USDA refrained from establishing a tolerance for the presence of excluded methods, because without recognized methods of testing for and quantifying all traits in a wide range of food products, it would be very difficult to establish a reliable numerical tolerance.

The final rule makes several important changes in terms proposed in March.

  • Products containing at least 95% or more organic ingredients may be labeled as such, but the product's remaining ingredients must also be organic, if available in the marketplace.
  • The percentage of organic ingredients in products labeled "Made with Organic Ingredients" (allowing for excluded materials) was changed from at least 50% to at least 70%.
  • Producers may now designate the exact percentage of organic content on the primary display label.
  • For pesticide residues, the final rule established that a maximum level of residue for a pesticide on organic products may not exceed 5% of the EPA tolerance for that pesticide residue.
  • Animals must be fed 100% organic feed to be labeled organic.
  • When a non-synthetic and non-organic agricultural product is not commercially available in organic form, non-organically produced agricultural products may be used in accordance with any applicable restrictions.
The rule becomes effective February 19 and will be implemented 18 months after the effective date, under the oversight of President-elect Bush's nominee for agriculture secretary, Ann Veneman.

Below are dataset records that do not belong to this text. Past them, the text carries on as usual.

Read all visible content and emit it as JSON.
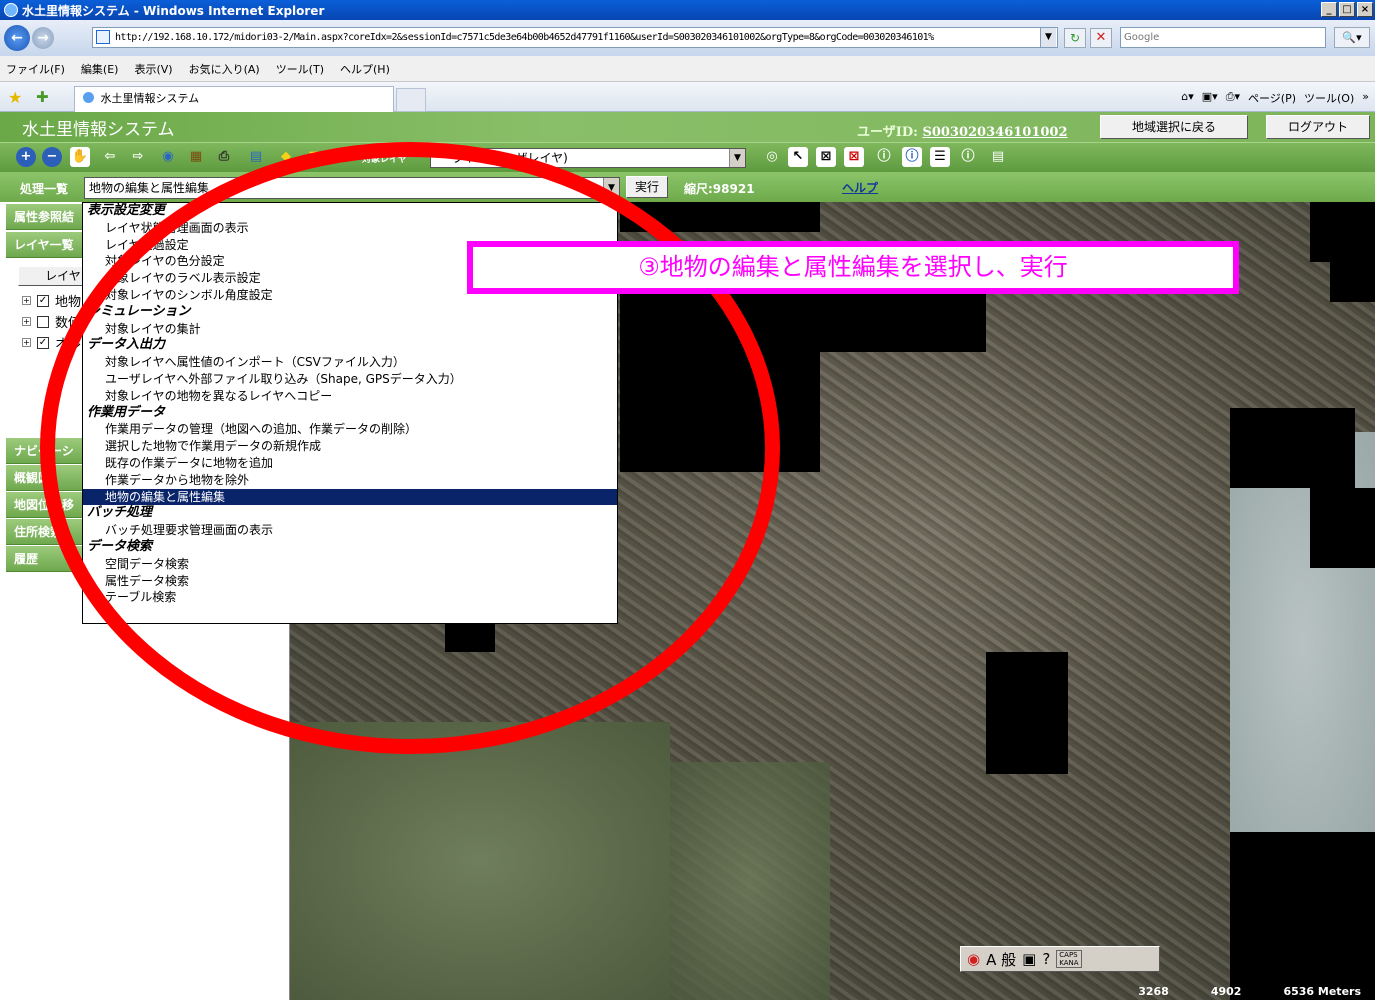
{
  "window": {
    "title": "水土里情報システム - Windows Internet Explorer",
    "url": "http://192.168.10.172/midori03-2/Main.aspx?coreIdx=2&sessionId=c7571c5de3e64b00b4652d47791f1160&userId=S003020346101002&orgType=8&orgCode=003020346101%",
    "search_placeholder": "Google",
    "menu": [
      "ファイル(F)",
      "編集(E)",
      "表示(V)",
      "お気に入り(A)",
      "ツール(T)",
      "ヘルプ(H)"
    ],
    "tab_title": "水土里情報システム",
    "command_bar": {
      "page": "ページ(P)",
      "tools": "ツール(O)"
    }
  },
  "app": {
    "title": "水土里情報システム",
    "user_label": "ユーザID:",
    "user_id": "S003020346101002",
    "back_button": "地域選択に戻る",
    "logout_button": "ログアウト"
  },
  "toolbar": {
    "target_layer_label": "対象レイヤ",
    "target_layer_value": "ライン(ユーザレイヤ)"
  },
  "process": {
    "label": "処理一覧",
    "selected": "地物の編集と属性編集",
    "run_button": "実行",
    "scale": "縮尺:98921",
    "help": "ヘルプ"
  },
  "left_panel": {
    "sections": [
      "属性参照結",
      "レイヤ一覧",
      "ナビゲーシ",
      "概観図",
      "地図位置移",
      "住所検索",
      "履歴"
    ],
    "layer_button": "レイヤ",
    "tree": [
      {
        "label": "地物",
        "checked": true
      },
      {
        "label": "数値",
        "checked": false
      },
      {
        "label": "オル",
        "checked": true
      }
    ]
  },
  "dropdown": [
    {
      "type": "group",
      "label": "表示設定変更"
    },
    {
      "type": "item",
      "label": "レイヤ状態管理画面の表示"
    },
    {
      "type": "item",
      "label": "レイヤ透過設定"
    },
    {
      "type": "item",
      "label": "対象レイヤの色分設定"
    },
    {
      "type": "item",
      "label": "対象レイヤのラベル表示設定"
    },
    {
      "type": "item",
      "label": "対象レイヤのシンボル角度設定"
    },
    {
      "type": "group",
      "label": "シミュレーション"
    },
    {
      "type": "item",
      "label": "対象レイヤの集計"
    },
    {
      "type": "group",
      "label": "データ入出力"
    },
    {
      "type": "item",
      "label": "対象レイヤへ属性値のインポート（CSVファイル入力）"
    },
    {
      "type": "item",
      "label": "ユーザレイヤへ外部ファイル取り込み（Shape, GPSデータ入力）"
    },
    {
      "type": "item",
      "label": "対象レイヤの地物を異なるレイヤへコピー"
    },
    {
      "type": "group",
      "label": "作業用データ"
    },
    {
      "type": "item",
      "label": "作業用データの管理（地図への追加、作業データの削除）"
    },
    {
      "type": "item",
      "label": "選択した地物で作業用データの新規作成"
    },
    {
      "type": "item",
      "label": "既存の作業データに地物を追加"
    },
    {
      "type": "item",
      "label": "作業データから地物を除外"
    },
    {
      "type": "item",
      "label": "地物の編集と属性編集",
      "selected": true
    },
    {
      "type": "group",
      "label": "バッチ処理"
    },
    {
      "type": "item",
      "label": "バッチ処理要求管理画面の表示"
    },
    {
      "type": "group",
      "label": "データ検索"
    },
    {
      "type": "item",
      "label": "空間データ検索"
    },
    {
      "type": "item",
      "label": "属性データ検索"
    },
    {
      "type": "item",
      "label": "テーブル検索"
    }
  ],
  "annotation": {
    "callout": "③地物の編集と属性編集を選択し、実行",
    "callout_color": "#ff00ff",
    "ellipse_color": "#ff0000"
  },
  "map": {
    "scale_labels": [
      "3268",
      "4902",
      "6536 Meters"
    ]
  },
  "ime": {
    "mode": "A 般",
    "caps": "CAPS",
    "kana": "KANA"
  }
}
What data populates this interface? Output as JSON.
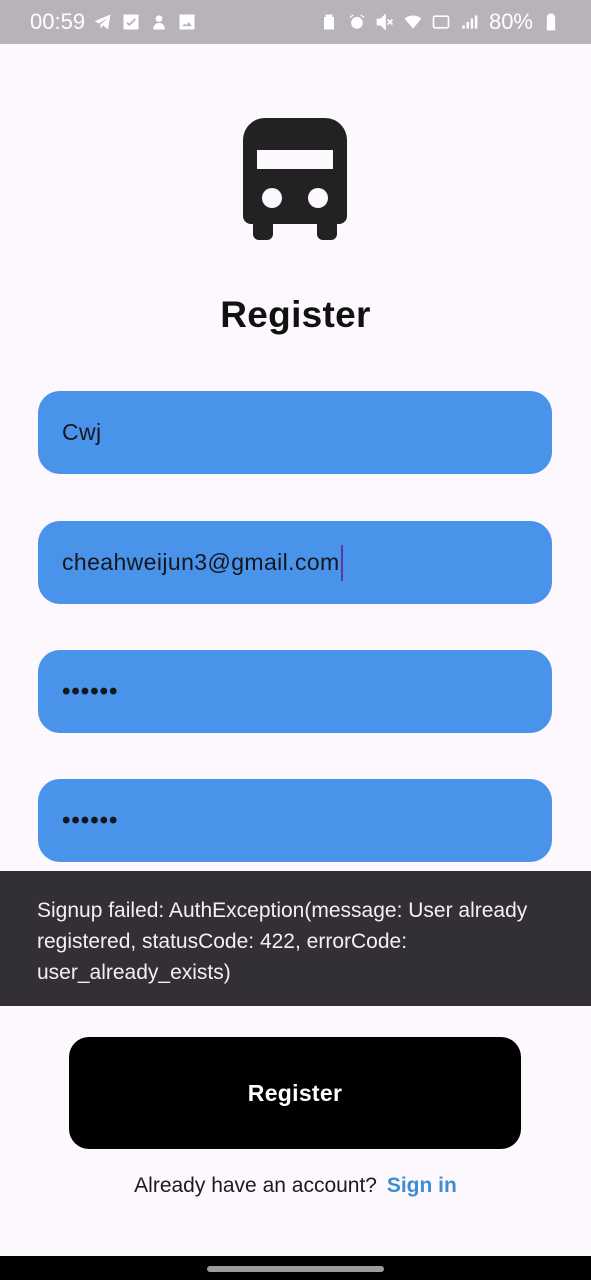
{
  "status_bar": {
    "time": "00:59",
    "battery": "80%",
    "left_icons": [
      "telegram-icon",
      "check-square-icon",
      "notification-app-icon",
      "image-icon"
    ],
    "right_icons": [
      "battery-saver-icon",
      "alarm-icon",
      "mute-icon",
      "wifi-icon",
      "volte-icon",
      "signal-icon",
      "battery-icon"
    ]
  },
  "logo": {
    "icon": "bus-icon"
  },
  "title": "Register",
  "form": {
    "name_value": "Cwj",
    "email_value": "cheahweijun3@gmail.com",
    "password_value": "••••••",
    "confirm_password_value": "••••••"
  },
  "snackbar": {
    "message": "Signup failed: AuthException(message: User already registered, statusCode: 422, errorCode: user_already_exists)"
  },
  "register_button": {
    "label": "Register"
  },
  "signin": {
    "prompt": "Already have an account?",
    "link": "Sign in"
  },
  "colors": {
    "field_bg": "#4a93ea",
    "button_bg": "#000000",
    "link": "#3b8fd4",
    "snackbar_bg": "#322f35"
  }
}
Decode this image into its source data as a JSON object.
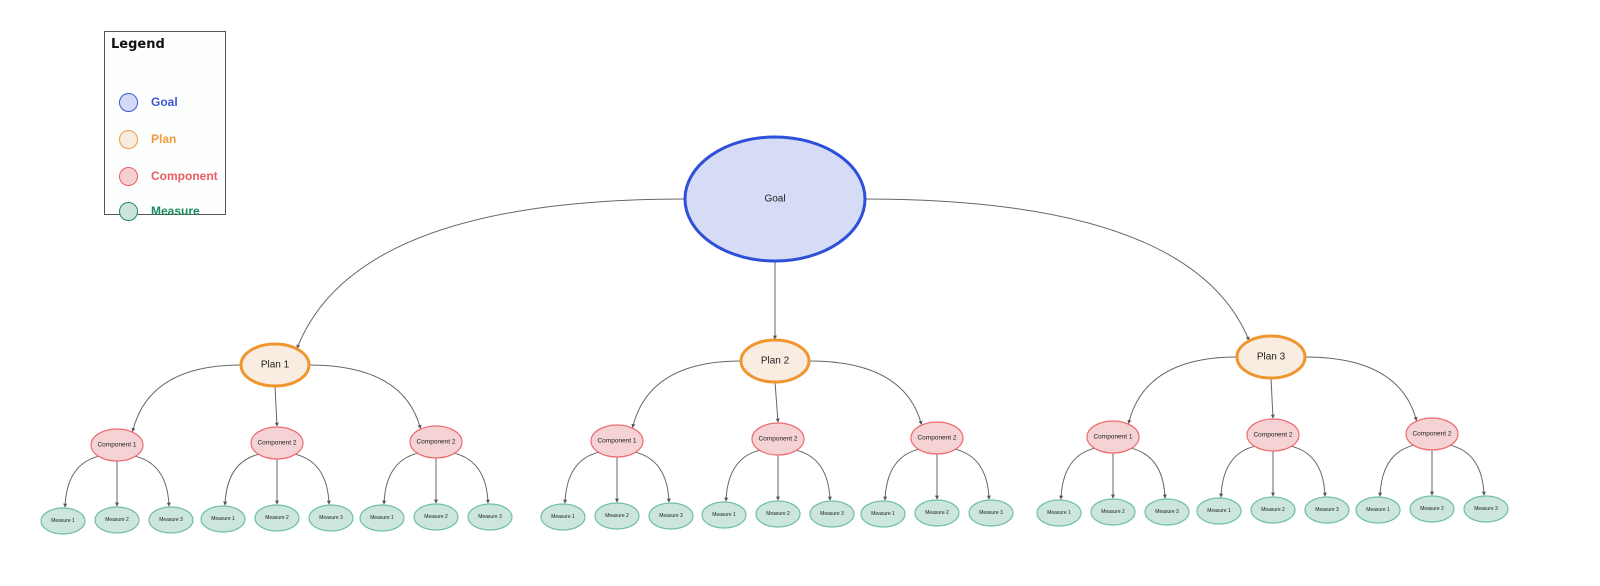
{
  "legend": {
    "title": "Legend",
    "items": [
      {
        "label": "Goal",
        "fill": "#d4daf5",
        "stroke": "#3d55d9",
        "text_color": "#3d55d9"
      },
      {
        "label": "Plan",
        "fill": "#f8ece0",
        "stroke": "#f29a3d",
        "text_color": "#f29a3d"
      },
      {
        "label": "Component",
        "fill": "#f5d0d3",
        "stroke": "#ec5b63",
        "text_color": "#ec5b63"
      },
      {
        "label": "Measure",
        "fill": "#cbe5dc",
        "stroke": "#1f8a5f",
        "text_color": "#1f8a5f"
      }
    ]
  },
  "colors": {
    "goal": {
      "fill": "#d6dcf5",
      "stroke": "#2e4fd8"
    },
    "plan": {
      "fill": "#f9ede2",
      "stroke": "#f0962f"
    },
    "component": {
      "fill": "#f5d2d4",
      "stroke": "#ee6a70"
    },
    "measure": {
      "fill": "#cce6dd",
      "stroke": "#6fc0a2"
    },
    "edge": "#666666"
  },
  "tree": {
    "label": "Goal",
    "plans": [
      {
        "label": "Plan 1",
        "components": [
          {
            "label": "Component 1",
            "measures": [
              "Measure 1",
              "Measure 2",
              "Measure 3"
            ]
          },
          {
            "label": "Component 2",
            "measures": [
              "Measure 1",
              "Measure 2",
              "Measure 3"
            ]
          },
          {
            "label": "Component 2",
            "measures": [
              "Measure 1",
              "Measure 2",
              "Measure 3"
            ]
          }
        ]
      },
      {
        "label": "Plan 2",
        "components": [
          {
            "label": "Component 1",
            "measures": [
              "Measure 1",
              "Measure 2",
              "Measure 3"
            ]
          },
          {
            "label": "Component 2",
            "measures": [
              "Measure 1",
              "Measure 2",
              "Measure 3"
            ]
          },
          {
            "label": "Component 2",
            "measures": [
              "Measure 1",
              "Measure 2",
              "Measure 3"
            ]
          }
        ]
      },
      {
        "label": "Plan 3",
        "components": [
          {
            "label": "Component 1",
            "measures": [
              "Measure 1",
              "Measure 2",
              "Measure 3"
            ]
          },
          {
            "label": "Component 2",
            "measures": [
              "Measure 1",
              "Measure 2",
              "Measure 3"
            ]
          },
          {
            "label": "Component 2",
            "measures": [
              "Measure 1",
              "Measure 2",
              "Measure 3"
            ]
          }
        ]
      }
    ]
  }
}
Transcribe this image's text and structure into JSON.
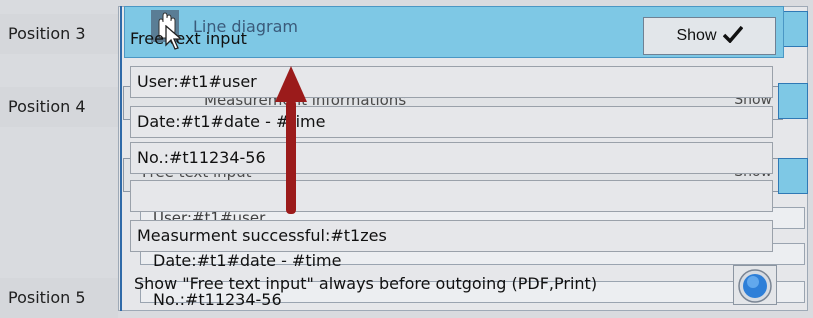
{
  "positions": [
    "Position 3",
    "Position 4",
    "Position 5"
  ],
  "background": {
    "title": "Line diagram",
    "measurement_label": "Measurement informations",
    "show_label": "Show",
    "free_text_label": "Free text input",
    "fields": [
      "User:#t1#user",
      "Date:#t1#date - #time",
      "No.:#t11234-56"
    ]
  },
  "overlay": {
    "title": "Free text input",
    "show_button": "Show",
    "fields": [
      "User:#t1#user",
      "Date:#t1#date - #time",
      "No.:#t11234-56",
      "",
      "Measurment successful:#t1zes"
    ],
    "date_line": "Date:#t1#date - #time",
    "option_text": "Show \"Free text input\" always before outgoing (PDF,Print)",
    "no_line": "No.:#t11234-56"
  },
  "colors": {
    "accent": "#7ec8e5",
    "arrow": "#9b1b1b"
  },
  "icons": [
    "hand-icon",
    "checkmark-icon",
    "radio-icon",
    "arrow-up-icon",
    "cursor-icon"
  ]
}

Veneman served as the former deputy secretary of USDA from 1991 to 1993, and more recently as secretary of the California Department of Food and Agriculture.

Consumers will first see new organic labeling on products in stores by summer 2001. All agricultural products labeled "organic" must originate from USDA-accredited farms or handling operations that are certified by a state or private agency. The OTA estimates the value of retail sales of organic foods in 2000 was approximately $7.76 billion, growing on average 20% per year from 1990. The USDA estimates the number of organic farmers has increased about 12% per year and currently numbers 12,200 nationwide. Certified organic cropland more than doubled between 1992 and 1997.